3. The Age of Contextual Adaptation:
What comes next? Lauchbury says we need two problems solved that have arisen in our current Age of Statistical Learning.
Models That Explain Their Reasoning:
Although our deep neural nets are good at classifying things like images they are completely inscrutable in how they do so. What is needed are systems that can both classify and explain. By understanding the reasoning we can validate the correctness of the process.
Generative Models: These are models that learn from underlying context, for example a learned model of the strokes needed to form each letter of the alphabet instead of brute force classification based on lots of examples of bad handwriting. Generative models which we're experimenting with today promise to dramatically reduce the amount of training data required.
Given these characteristics, AI systems in this third age would be able to use contextual models to perceive, learn, reason, and abstract. They could take learning from one system and apply it to a different context.
The Complete Picture:
The beginning of a new age does not mean the abrupt end of the previous one. Although some techniques and capabilities may diminish in usefullness it is unlikely they will completely go away. For example, the massive computational power required for the newest techniques as well as complexity of development and training will constrain these to high value problems for some time to come.
In other cases like the Age of Contextual Adaptation it's likely that we'll have to wait for a new generation of chips that more closely mimic the human brain. These third generation neural nets called Neuromorphic or Spiking Neural Nets will utilize chips that are in the earliest stages of development today.
Where We are In the Second Age of Statistical Learning Today
Of the three chapters in our current age, most attention is being directed to what's new, the deep learning, reinforcement learning, and the balance of the six technologies we discussed above that make up this phase.

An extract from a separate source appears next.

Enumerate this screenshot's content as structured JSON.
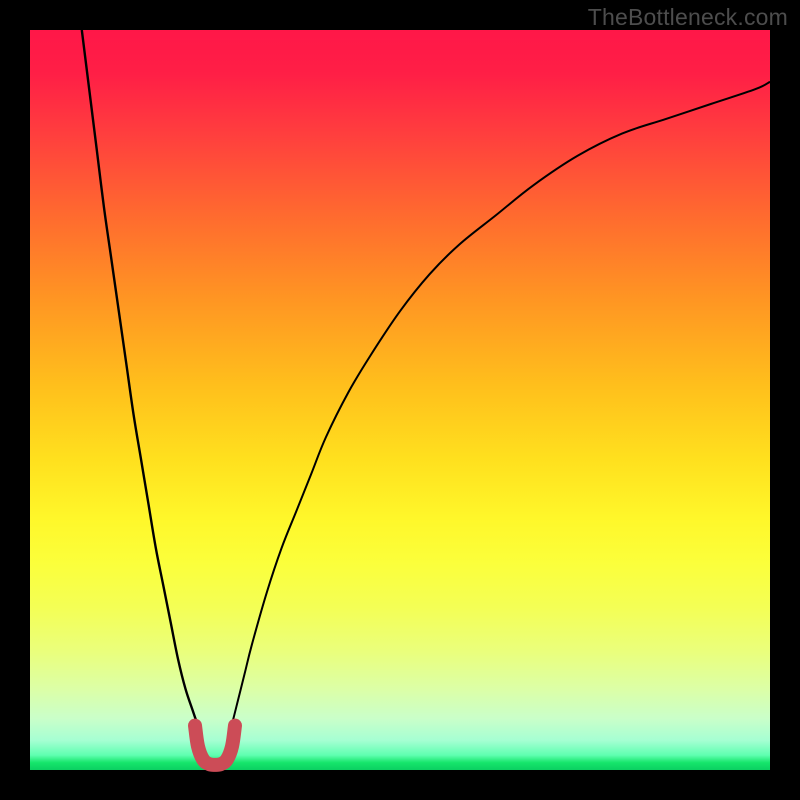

This is an evolutionary struggle that is starting to bear fruit but most of these new developments are not yet ready for prime time. While we can see directionally where all this is headed only two of these six (maybe three) are at a point where they can be reliably put into commercial operation (image processing and text/speech processing, maybe some limited versions of Watson-like QAMs). When you try to bolt these together they hang together only loosely and integrating these different technologies is still one of the biggest challenges. We'll work it out. It's just that they're not there yet. We'll get there, and even to the Third Age. Before we graduate from this one however, there may be other evolution or revolutions that we haven't anticipated.